Breaking the Hard Ground: Class Confidence From the Flint Sit-Downs to Today
The most famous union win in American labor history was a product of the conditions and organizing momentum of the moment. But it was also made possible by structure building and collective experiences that generated class confidence.
On February 11, 1937—44 days after their occupations of the Fisher Body No. 1 and No. 2 plants began in Flint, Michigan—General Motors workers won a landmark agreement. The one-page document included commitments to union recognition and collective bargaining over wages, seniority, work-life balance, and other working conditions, and a prohibition on discrimination or retaliation against union members. In a supplementary letter sent to Michigan Governor Murphy, GM also agreed, for a six-month period, not to support or bargain with company unions, or any organization of GM workers other than the United Auto Workers.
Before the sit-downs, there were many reasons to believe conditions were not ripe for a breakthrough against the world’s most powerful corporation. In June 1935, only 4,481 GM workers—less than 3% of GM’s hourly workforce—were dues-paying UAW members. In Flint, only 757 out of over 40,000 workers were members, and many GM workers regarded this small minority as “paid agents of General Motors and would have nothing to do with them.”
General Motors routinely flouted the law to undermine union drives—illegally firing and blacklisting union activists, employing spies to surveil union activity, and calling in police to bust up union meetings and strikes.

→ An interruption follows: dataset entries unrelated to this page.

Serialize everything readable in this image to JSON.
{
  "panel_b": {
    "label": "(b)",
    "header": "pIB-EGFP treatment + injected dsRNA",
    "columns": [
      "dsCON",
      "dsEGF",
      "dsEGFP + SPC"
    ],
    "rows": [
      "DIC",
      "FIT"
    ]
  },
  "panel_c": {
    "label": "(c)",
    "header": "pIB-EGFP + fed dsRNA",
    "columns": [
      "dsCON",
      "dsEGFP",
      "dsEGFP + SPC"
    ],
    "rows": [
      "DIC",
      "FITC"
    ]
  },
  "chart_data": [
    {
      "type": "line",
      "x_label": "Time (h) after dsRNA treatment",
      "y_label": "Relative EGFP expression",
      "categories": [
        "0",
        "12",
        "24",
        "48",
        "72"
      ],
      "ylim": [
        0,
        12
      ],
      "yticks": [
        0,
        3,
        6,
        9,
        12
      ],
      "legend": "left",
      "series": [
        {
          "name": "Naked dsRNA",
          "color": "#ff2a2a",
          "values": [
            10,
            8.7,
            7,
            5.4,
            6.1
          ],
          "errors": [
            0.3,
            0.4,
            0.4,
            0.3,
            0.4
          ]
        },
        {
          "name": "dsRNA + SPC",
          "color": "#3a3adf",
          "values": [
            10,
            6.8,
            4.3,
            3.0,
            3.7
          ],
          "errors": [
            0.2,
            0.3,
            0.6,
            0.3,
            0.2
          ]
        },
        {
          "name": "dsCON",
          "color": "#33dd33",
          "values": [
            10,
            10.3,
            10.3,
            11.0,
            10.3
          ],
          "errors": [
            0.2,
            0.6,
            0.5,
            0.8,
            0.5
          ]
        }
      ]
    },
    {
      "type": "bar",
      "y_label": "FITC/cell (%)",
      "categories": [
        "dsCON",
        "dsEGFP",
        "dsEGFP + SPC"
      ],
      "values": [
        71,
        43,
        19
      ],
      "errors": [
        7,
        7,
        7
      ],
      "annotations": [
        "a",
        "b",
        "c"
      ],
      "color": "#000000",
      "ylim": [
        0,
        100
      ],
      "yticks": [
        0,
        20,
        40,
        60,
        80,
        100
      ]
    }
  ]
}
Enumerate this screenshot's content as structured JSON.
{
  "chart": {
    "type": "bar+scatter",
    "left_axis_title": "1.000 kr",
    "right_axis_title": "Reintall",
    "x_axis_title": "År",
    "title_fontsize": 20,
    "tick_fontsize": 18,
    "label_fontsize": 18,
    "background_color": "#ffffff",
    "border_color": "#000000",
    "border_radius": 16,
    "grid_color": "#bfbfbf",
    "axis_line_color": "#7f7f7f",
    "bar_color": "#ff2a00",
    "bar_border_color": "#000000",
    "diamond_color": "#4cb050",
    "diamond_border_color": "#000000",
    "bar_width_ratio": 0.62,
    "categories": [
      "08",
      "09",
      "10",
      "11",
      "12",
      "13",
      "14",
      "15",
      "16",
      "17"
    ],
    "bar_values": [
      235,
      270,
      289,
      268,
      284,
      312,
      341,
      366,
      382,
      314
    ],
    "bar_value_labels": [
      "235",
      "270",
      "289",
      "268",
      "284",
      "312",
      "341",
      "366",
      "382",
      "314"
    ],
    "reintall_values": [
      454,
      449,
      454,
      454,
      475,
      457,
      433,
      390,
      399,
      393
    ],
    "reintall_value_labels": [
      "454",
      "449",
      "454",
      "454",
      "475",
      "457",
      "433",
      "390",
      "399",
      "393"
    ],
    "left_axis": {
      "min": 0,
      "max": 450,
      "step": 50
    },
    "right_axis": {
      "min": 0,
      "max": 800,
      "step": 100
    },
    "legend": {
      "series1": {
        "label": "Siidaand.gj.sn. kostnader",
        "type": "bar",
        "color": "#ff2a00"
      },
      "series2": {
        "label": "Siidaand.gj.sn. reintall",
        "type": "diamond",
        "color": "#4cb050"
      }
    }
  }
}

The Congressional La Follette Committee exposed that GM spent millions on its vast anti-union espionage network and was the largest industrial client of the Pinkerton National Detective Agency. Flint was a paradigmatic company town: city ordinances forbade the distribution of union leaflets and the use of sound equipment for union demonstrations.
When UAW Vice President Wyndham Mortimer first canvassed the clapboard shacks of Flint workers’ neighborhoods in 1936, he lamented that “a cloud of fear hung over the city, and it was next to impossible to find anyone who would even discuss the question of unionism.” As UAW Communications Coordinator Henry Kraus put it, “Suspicion—the result of years of stoolpigeon activity—had reached the stage of a mania among Flint workers. The usual remark was that you couldn’t trust your best friend; you couldn’t even trust your own brother.”

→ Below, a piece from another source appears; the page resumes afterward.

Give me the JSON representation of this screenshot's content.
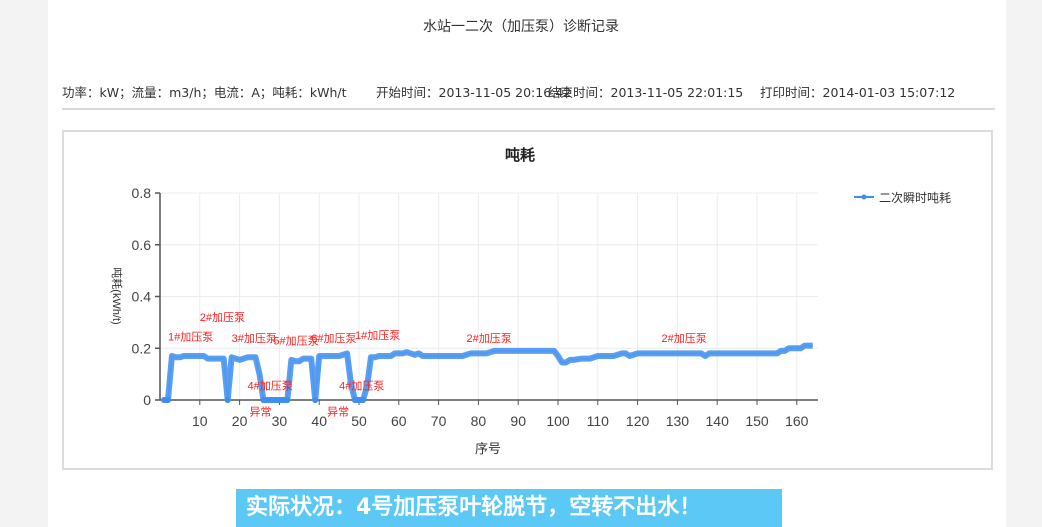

The sit-down strikers nevertheless succeeded spectacularly. By the middle of October 1937, just eight months after the sit-down settlement, 400,000 workers across multiple companies had joined the UAW-CIO. By 1938, US union membership more than doubled to 24%. When GM workers held union representation elections in 1940, a majority of workers in 48 GM plants across the country voted to join UAW. By then, workers across the American economy—in transportation, meatpacking, electrical equipment, and steel—had joined together into new, mass-membership industrial unions.

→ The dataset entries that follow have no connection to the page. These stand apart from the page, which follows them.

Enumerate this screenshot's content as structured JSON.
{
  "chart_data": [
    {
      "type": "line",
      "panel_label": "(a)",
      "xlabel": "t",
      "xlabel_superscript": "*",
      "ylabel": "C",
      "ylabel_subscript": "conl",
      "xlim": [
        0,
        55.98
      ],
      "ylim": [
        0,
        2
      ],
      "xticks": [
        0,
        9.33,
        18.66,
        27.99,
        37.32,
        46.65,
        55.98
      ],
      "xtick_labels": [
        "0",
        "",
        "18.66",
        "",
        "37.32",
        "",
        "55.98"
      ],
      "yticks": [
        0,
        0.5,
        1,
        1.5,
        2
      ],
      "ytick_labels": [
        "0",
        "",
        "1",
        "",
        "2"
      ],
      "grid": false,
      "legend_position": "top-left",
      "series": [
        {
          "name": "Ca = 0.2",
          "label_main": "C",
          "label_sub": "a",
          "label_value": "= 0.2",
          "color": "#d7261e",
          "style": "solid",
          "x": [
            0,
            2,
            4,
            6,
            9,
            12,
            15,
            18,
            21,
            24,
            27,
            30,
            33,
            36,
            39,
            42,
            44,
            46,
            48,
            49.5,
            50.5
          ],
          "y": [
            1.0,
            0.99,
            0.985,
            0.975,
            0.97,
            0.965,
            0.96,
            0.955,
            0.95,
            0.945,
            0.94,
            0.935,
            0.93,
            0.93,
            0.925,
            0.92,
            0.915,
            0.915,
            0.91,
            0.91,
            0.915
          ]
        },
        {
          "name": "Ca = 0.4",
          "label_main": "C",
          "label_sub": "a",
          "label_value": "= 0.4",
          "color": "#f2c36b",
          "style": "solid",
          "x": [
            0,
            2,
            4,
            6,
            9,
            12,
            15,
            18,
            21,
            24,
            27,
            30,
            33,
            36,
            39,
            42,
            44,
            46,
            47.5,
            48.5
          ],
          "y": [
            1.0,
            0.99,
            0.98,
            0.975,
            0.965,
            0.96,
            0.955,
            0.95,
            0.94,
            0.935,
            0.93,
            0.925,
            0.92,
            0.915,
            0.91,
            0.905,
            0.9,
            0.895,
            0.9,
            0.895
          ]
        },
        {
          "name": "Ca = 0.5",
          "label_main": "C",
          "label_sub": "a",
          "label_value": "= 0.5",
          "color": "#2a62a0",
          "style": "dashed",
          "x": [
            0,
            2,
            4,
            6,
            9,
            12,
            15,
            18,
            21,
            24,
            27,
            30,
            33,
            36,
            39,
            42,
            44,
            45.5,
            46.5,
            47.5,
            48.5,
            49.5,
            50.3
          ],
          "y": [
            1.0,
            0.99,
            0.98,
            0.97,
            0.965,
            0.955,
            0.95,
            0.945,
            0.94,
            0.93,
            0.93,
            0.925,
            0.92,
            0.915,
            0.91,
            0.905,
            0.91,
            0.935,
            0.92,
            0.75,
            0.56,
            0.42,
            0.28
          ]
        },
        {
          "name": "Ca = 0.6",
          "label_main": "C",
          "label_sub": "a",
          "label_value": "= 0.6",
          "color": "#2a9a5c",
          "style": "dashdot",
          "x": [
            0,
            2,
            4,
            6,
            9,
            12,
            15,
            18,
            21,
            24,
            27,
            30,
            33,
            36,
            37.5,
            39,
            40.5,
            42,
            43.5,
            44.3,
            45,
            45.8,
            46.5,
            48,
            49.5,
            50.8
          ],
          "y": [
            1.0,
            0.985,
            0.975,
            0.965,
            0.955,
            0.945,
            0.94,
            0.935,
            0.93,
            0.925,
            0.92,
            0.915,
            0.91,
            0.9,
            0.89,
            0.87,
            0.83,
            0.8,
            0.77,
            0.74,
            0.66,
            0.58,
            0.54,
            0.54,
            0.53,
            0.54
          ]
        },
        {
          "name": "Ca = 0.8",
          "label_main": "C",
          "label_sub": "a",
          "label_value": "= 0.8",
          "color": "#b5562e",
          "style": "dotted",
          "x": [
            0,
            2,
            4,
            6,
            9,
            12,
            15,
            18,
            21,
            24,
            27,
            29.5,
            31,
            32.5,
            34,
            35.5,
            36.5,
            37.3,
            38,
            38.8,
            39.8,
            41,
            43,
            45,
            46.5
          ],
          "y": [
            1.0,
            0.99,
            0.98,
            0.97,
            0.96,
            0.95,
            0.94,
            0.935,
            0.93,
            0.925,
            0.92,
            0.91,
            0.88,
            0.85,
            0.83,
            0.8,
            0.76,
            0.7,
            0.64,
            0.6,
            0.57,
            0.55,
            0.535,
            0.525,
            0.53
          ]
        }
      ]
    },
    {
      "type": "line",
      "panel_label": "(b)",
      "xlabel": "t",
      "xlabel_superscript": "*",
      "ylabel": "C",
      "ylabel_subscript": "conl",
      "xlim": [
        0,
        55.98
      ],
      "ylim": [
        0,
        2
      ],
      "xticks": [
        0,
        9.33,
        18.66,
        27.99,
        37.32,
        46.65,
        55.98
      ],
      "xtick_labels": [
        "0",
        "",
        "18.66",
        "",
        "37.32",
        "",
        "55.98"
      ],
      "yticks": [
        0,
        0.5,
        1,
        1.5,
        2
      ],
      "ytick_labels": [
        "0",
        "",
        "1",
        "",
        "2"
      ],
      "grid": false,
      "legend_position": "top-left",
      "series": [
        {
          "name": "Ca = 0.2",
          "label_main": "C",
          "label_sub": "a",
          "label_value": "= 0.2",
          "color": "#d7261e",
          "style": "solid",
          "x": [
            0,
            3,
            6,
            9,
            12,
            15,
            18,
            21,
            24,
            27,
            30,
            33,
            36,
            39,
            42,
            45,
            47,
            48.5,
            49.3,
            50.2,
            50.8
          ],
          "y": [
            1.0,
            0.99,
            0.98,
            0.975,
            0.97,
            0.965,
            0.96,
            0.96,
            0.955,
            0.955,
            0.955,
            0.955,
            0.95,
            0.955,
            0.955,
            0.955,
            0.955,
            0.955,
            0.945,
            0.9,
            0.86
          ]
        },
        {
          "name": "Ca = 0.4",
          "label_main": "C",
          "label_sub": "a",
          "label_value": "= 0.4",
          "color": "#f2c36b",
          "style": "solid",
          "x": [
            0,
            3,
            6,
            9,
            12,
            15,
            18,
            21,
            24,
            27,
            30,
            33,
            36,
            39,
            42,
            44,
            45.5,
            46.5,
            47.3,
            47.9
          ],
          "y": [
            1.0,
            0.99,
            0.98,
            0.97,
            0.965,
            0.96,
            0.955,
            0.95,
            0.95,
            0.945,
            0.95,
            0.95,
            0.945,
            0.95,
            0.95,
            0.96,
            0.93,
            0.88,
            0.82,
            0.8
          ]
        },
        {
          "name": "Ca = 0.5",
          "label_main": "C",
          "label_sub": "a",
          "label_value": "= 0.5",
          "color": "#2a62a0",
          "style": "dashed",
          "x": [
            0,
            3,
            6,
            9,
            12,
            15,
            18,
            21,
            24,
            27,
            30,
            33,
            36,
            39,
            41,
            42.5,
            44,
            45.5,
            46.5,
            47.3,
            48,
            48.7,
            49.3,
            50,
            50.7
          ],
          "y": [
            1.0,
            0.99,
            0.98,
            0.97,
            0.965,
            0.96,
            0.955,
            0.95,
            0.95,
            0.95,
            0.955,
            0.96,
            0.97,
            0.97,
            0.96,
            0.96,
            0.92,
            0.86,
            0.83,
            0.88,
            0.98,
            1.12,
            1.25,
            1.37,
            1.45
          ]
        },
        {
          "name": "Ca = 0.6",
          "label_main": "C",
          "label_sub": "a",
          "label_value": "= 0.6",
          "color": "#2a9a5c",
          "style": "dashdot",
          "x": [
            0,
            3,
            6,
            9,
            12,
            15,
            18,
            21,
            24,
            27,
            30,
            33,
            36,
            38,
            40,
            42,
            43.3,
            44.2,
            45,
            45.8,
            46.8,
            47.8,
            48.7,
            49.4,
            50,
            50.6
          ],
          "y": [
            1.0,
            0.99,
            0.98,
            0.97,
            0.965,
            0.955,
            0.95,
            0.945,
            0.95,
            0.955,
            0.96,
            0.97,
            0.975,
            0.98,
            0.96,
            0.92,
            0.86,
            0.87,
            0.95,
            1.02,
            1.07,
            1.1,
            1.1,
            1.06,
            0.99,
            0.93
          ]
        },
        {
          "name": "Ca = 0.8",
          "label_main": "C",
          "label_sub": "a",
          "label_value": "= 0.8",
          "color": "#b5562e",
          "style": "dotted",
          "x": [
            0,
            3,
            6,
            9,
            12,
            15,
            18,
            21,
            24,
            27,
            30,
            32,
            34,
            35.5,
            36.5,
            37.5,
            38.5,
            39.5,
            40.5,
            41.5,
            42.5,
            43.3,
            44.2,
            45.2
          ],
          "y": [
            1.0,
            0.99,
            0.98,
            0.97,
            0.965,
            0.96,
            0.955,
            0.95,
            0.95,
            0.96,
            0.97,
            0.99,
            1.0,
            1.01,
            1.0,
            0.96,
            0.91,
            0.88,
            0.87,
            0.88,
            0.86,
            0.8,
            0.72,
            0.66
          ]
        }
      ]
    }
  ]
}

What enabled a relatively small group of workers to engage in such dramatic action, and more importantly, what made them correct to assume that they had a majority of coworkers on their side? What made Flint workers believe that a successful sit-down was possible—especially when there was real potential for supervisors, police, and anti-union workers to violently suppress their occupation? As the UAW celebrates its ninetieth anniversary this year amidst an all-out assault by the billionaire class, returning to these questions of organization is more important than ever for charting labor’s future.